Les ordonnances Hudood discriminaient les femmes et les non-Musulmans, pourtant le président Musharraf a finalement été en mesure de les amender par l'introduction de la Women's Protection Bill. La coalition des partis islamistes, le Muttahida Majlis-e-Amal ou MMA (United Action Front), y était viscéralement opposée. Dimanche à Karachi(11), 400 oulémas ont publié une fatwa contre la loi. Mais maintenant que la loi est signée, il leur sera difficile de réintroduire une nouvelle loi qui ne fasse aucune différence entre le viol et l'adultère. Seul un fanatique musulman peut considérer qu’une telle loi est juste.

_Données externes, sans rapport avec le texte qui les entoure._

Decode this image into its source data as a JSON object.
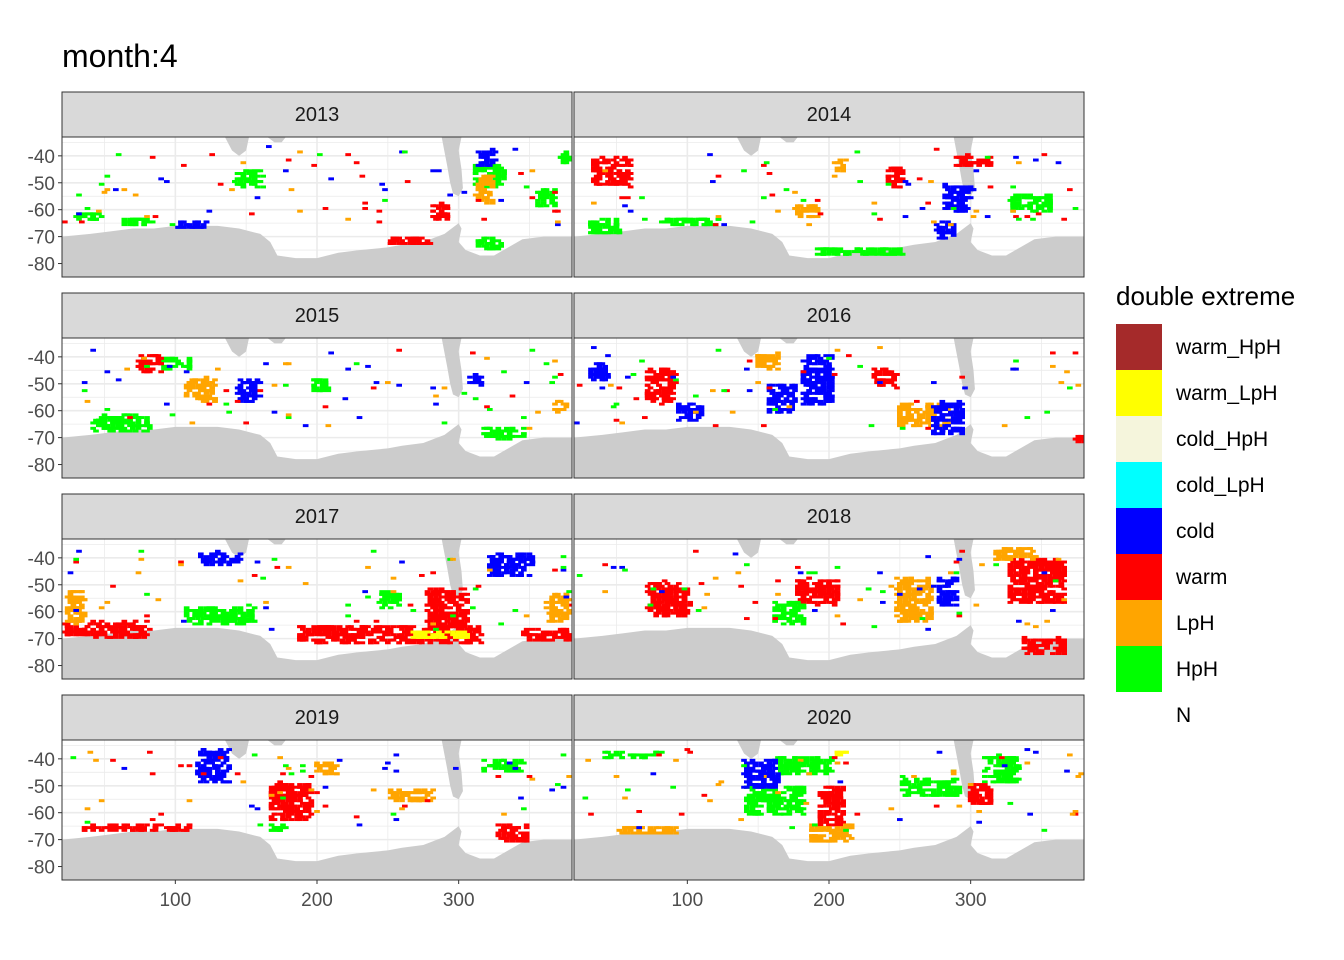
{
  "chart_data": {
    "type": "heatmap",
    "title": "month:4",
    "xlabel": "",
    "ylabel": "",
    "xlim": [
      20,
      380
    ],
    "ylim": [
      -85,
      -33
    ],
    "x_ticks": [
      100,
      200,
      300
    ],
    "y_ticks": [
      -40,
      -50,
      -60,
      -70,
      -80
    ],
    "grid": true,
    "legend": {
      "title": "double extreme",
      "position": "right",
      "entries": [
        {
          "label": "warm_HpH",
          "color": "#A52A2A"
        },
        {
          "label": "warm_LpH",
          "color": "#FFFF00"
        },
        {
          "label": "cold_HpH",
          "color": "#F5F5DC"
        },
        {
          "label": "cold_LpH",
          "color": "#00FFFF"
        },
        {
          "label": "cold",
          "color": "#0000FF"
        },
        {
          "label": "warm",
          "color": "#FF0000"
        },
        {
          "label": "LpH",
          "color": "#FFA500"
        },
        {
          "label": "HpH",
          "color": "#00FF00"
        },
        {
          "label": "N",
          "color": "#FFFFFF"
        }
      ]
    },
    "panels": [
      {
        "year": "2013",
        "regions": [
          {
            "cat": "HpH",
            "lon": 36,
            "lat": -62,
            "w": 20,
            "h": 3
          },
          {
            "cat": "HpH",
            "lon": 72,
            "lat": -64,
            "w": 22,
            "h": 3
          },
          {
            "cat": "HpH",
            "lon": 150,
            "lat": -48,
            "w": 20,
            "h": 6
          },
          {
            "cat": "HpH",
            "lon": 320,
            "lat": -47,
            "w": 22,
            "h": 8
          },
          {
            "cat": "HpH",
            "lon": 360,
            "lat": -55,
            "w": 14,
            "h": 6
          },
          {
            "cat": "HpH",
            "lon": 372,
            "lat": -40,
            "w": 8,
            "h": 4
          },
          {
            "cat": "HpH",
            "lon": 320,
            "lat": -72,
            "w": 18,
            "h": 4
          },
          {
            "cat": "LpH",
            "lon": 316,
            "lat": -52,
            "w": 12,
            "h": 10
          },
          {
            "cat": "warm",
            "lon": 285,
            "lat": -60,
            "w": 12,
            "h": 6
          },
          {
            "cat": "warm",
            "lon": 265,
            "lat": -71,
            "w": 30,
            "h": 3
          },
          {
            "cat": "cold",
            "lon": 318,
            "lat": -40,
            "w": 12,
            "h": 6
          },
          {
            "cat": "cold",
            "lon": 110,
            "lat": -65,
            "w": 20,
            "h": 3
          }
        ]
      },
      {
        "year": "2014",
        "regions": [
          {
            "cat": "warm",
            "lon": 45,
            "lat": -45,
            "w": 28,
            "h": 10
          },
          {
            "cat": "warm",
            "lon": 245,
            "lat": -47,
            "w": 12,
            "h": 8
          },
          {
            "cat": "warm",
            "lon": 300,
            "lat": -41,
            "w": 26,
            "h": 4
          },
          {
            "cat": "LpH",
            "lon": 182,
            "lat": -60,
            "w": 18,
            "h": 4
          },
          {
            "cat": "LpH",
            "lon": 206,
            "lat": -43,
            "w": 8,
            "h": 4
          },
          {
            "cat": "cold",
            "lon": 280,
            "lat": -67,
            "w": 12,
            "h": 6
          },
          {
            "cat": "cold",
            "lon": 290,
            "lat": -55,
            "w": 20,
            "h": 10
          },
          {
            "cat": "HpH",
            "lon": 40,
            "lat": -66,
            "w": 22,
            "h": 6
          },
          {
            "cat": "HpH",
            "lon": 100,
            "lat": -64,
            "w": 40,
            "h": 3
          },
          {
            "cat": "HpH",
            "lon": 220,
            "lat": -75,
            "w": 60,
            "h": 3
          },
          {
            "cat": "HpH",
            "lon": 340,
            "lat": -57,
            "w": 30,
            "h": 6
          }
        ]
      },
      {
        "year": "2015",
        "regions": [
          {
            "cat": "LpH",
            "lon": 116,
            "lat": -52,
            "w": 20,
            "h": 8
          },
          {
            "cat": "HpH",
            "lon": 60,
            "lat": -64,
            "w": 40,
            "h": 6
          },
          {
            "cat": "HpH",
            "lon": 100,
            "lat": -42,
            "w": 20,
            "h": 4
          },
          {
            "cat": "HpH",
            "lon": 200,
            "lat": -50,
            "w": 12,
            "h": 5
          },
          {
            "cat": "HpH",
            "lon": 330,
            "lat": -68,
            "w": 30,
            "h": 4
          },
          {
            "cat": "cold",
            "lon": 150,
            "lat": -52,
            "w": 16,
            "h": 8
          },
          {
            "cat": "cold",
            "lon": 310,
            "lat": -48,
            "w": 10,
            "h": 4
          },
          {
            "cat": "warm",
            "lon": 80,
            "lat": -42,
            "w": 16,
            "h": 6
          },
          {
            "cat": "LpH",
            "lon": 370,
            "lat": -58,
            "w": 8,
            "h": 4
          }
        ]
      },
      {
        "year": "2016",
        "regions": [
          {
            "cat": "LpH",
            "lon": 155,
            "lat": -41,
            "w": 16,
            "h": 6
          },
          {
            "cat": "LpH",
            "lon": 265,
            "lat": -61,
            "w": 36,
            "h": 8
          },
          {
            "cat": "cold",
            "lon": 190,
            "lat": -48,
            "w": 22,
            "h": 18
          },
          {
            "cat": "cold",
            "lon": 282,
            "lat": -62,
            "w": 22,
            "h": 12
          },
          {
            "cat": "cold",
            "lon": 165,
            "lat": -55,
            "w": 20,
            "h": 10
          },
          {
            "cat": "cold",
            "lon": 100,
            "lat": -60,
            "w": 16,
            "h": 6
          },
          {
            "cat": "cold",
            "lon": 36,
            "lat": -45,
            "w": 14,
            "h": 6
          },
          {
            "cat": "warm",
            "lon": 238,
            "lat": -47,
            "w": 16,
            "h": 6
          },
          {
            "cat": "warm",
            "lon": 80,
            "lat": -50,
            "w": 20,
            "h": 12
          },
          {
            "cat": "warm",
            "lon": 375,
            "lat": -70,
            "w": 8,
            "h": 2
          }
        ]
      },
      {
        "year": "2017",
        "regions": [
          {
            "cat": "warm",
            "lon": 250,
            "lat": -68,
            "w": 130,
            "h": 6
          },
          {
            "cat": "warm",
            "lon": 290,
            "lat": -58,
            "w": 30,
            "h": 14
          },
          {
            "cat": "warm",
            "lon": 50,
            "lat": -66,
            "w": 60,
            "h": 6
          },
          {
            "cat": "warm",
            "lon": 360,
            "lat": -68,
            "w": 34,
            "h": 4
          },
          {
            "cat": "warm_LpH",
            "lon": 285,
            "lat": -68,
            "w": 40,
            "h": 3
          },
          {
            "cat": "HpH",
            "lon": 130,
            "lat": -61,
            "w": 50,
            "h": 6
          },
          {
            "cat": "HpH",
            "lon": 250,
            "lat": -55,
            "w": 14,
            "h": 6
          },
          {
            "cat": "LpH",
            "lon": 28,
            "lat": -58,
            "w": 12,
            "h": 12
          },
          {
            "cat": "LpH",
            "lon": 368,
            "lat": -58,
            "w": 16,
            "h": 10
          },
          {
            "cat": "cold",
            "lon": 335,
            "lat": -42,
            "w": 30,
            "h": 8
          },
          {
            "cat": "cold",
            "lon": 130,
            "lat": -40,
            "w": 30,
            "h": 4
          }
        ]
      },
      {
        "year": "2018",
        "regions": [
          {
            "cat": "LpH",
            "lon": 258,
            "lat": -55,
            "w": 24,
            "h": 16
          },
          {
            "cat": "cold",
            "lon": 282,
            "lat": -52,
            "w": 14,
            "h": 10
          },
          {
            "cat": "warm",
            "lon": 345,
            "lat": -48,
            "w": 40,
            "h": 16
          },
          {
            "cat": "warm",
            "lon": 350,
            "lat": -72,
            "w": 30,
            "h": 6
          },
          {
            "cat": "warm",
            "lon": 190,
            "lat": -52,
            "w": 30,
            "h": 10
          },
          {
            "cat": "warm",
            "lon": 85,
            "lat": -55,
            "w": 30,
            "h": 12
          },
          {
            "cat": "LpH",
            "lon": 330,
            "lat": -38,
            "w": 30,
            "h": 4
          },
          {
            "cat": "HpH",
            "lon": 170,
            "lat": -60,
            "w": 20,
            "h": 8
          }
        ]
      },
      {
        "year": "2019",
        "regions": [
          {
            "cat": "cold",
            "lon": 125,
            "lat": -42,
            "w": 22,
            "h": 12
          },
          {
            "cat": "warm",
            "lon": 336,
            "lat": -67,
            "w": 22,
            "h": 6
          },
          {
            "cat": "warm",
            "lon": 70,
            "lat": -65,
            "w": 80,
            "h": 2
          },
          {
            "cat": "warm",
            "lon": 180,
            "lat": -55,
            "w": 30,
            "h": 14
          },
          {
            "cat": "LpH",
            "lon": 265,
            "lat": -53,
            "w": 30,
            "h": 4
          },
          {
            "cat": "LpH",
            "lon": 205,
            "lat": -43,
            "w": 16,
            "h": 4
          },
          {
            "cat": "HpH",
            "lon": 170,
            "lat": -65,
            "w": 12,
            "h": 3
          },
          {
            "cat": "HpH",
            "lon": 330,
            "lat": -42,
            "w": 30,
            "h": 4
          }
        ]
      },
      {
        "year": "2020",
        "regions": [
          {
            "cat": "HpH",
            "lon": 160,
            "lat": -55,
            "w": 40,
            "h": 10
          },
          {
            "cat": "HpH",
            "lon": 180,
            "lat": -42,
            "w": 40,
            "h": 6
          },
          {
            "cat": "HpH",
            "lon": 320,
            "lat": -43,
            "w": 24,
            "h": 10
          },
          {
            "cat": "HpH",
            "lon": 60,
            "lat": -38,
            "w": 40,
            "h": 2
          },
          {
            "cat": "HpH",
            "lon": 270,
            "lat": -50,
            "w": 40,
            "h": 6
          },
          {
            "cat": "cold",
            "lon": 150,
            "lat": -45,
            "w": 24,
            "h": 10
          },
          {
            "cat": "warm",
            "lon": 200,
            "lat": -57,
            "w": 18,
            "h": 14
          },
          {
            "cat": "warm",
            "lon": 305,
            "lat": -53,
            "w": 16,
            "h": 8
          },
          {
            "cat": "LpH",
            "lon": 200,
            "lat": -67,
            "w": 30,
            "h": 6
          },
          {
            "cat": "LpH",
            "lon": 70,
            "lat": -66,
            "w": 40,
            "h": 3
          },
          {
            "cat": "warm_LpH",
            "lon": 207,
            "lat": -38,
            "w": 6,
            "h": 3
          }
        ]
      }
    ]
  }
}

Le 31 juillet(12), Javaid Iqbal, l’ancien chief justice de la Haute Cour de Lahore a d’ailleurs révélé que Zia UL-Haq avait imposé les ordonnances Huddod sans respecter la procédure légale prévue par la constitution.
Après avoir pris le pouvoir Musharraf a manifesté l’intention d’amender les lois sur le blasphème. Les groupes islamistes l’ont aussitôt menacé de manifestations de masse et de protestations dans tout le pays et finalement, en mai 2000 (13), il a annoncé qu'il ne toucherait pas aux lois sur le blasphème.
Le 6 mai 1998(14), John Joseph, évêque catholique de Faisalabad, Pendjab, s'est suicidé pour protester contre les lois sur le blasphème.
En juin de cette année(15), Shahbaz Bhatti, le Président de la All Pakistan Minorities Alliance (APMA), a appelé le Chief Justice du Pakistan à modifier les lois sur le blasphème. Il a déclaré : " la loi sur le blasphème est employée comme une arme pour régler des comptes personnels. Beaucoup d’innocents sont tués et incarcérés en raison des abus que permet la loi sur le blasphème. De même, dés qu’il est question de blasphème les familles des accusés sont également menacées et doivent faire face aux harcèlements et aux persécutions."
Ces appels à la raison n’ont rien donné. En novembre, l'archevêque de Canterbury, Rowan Williams, chef de l'église Anglicane, était en visite officielle au Pakistan. Il a déclaré (16) que ses interlocuteurs l’avaient assuré que les lois sur le blasphème seraient révisées. Cela ne s'est jamais produit.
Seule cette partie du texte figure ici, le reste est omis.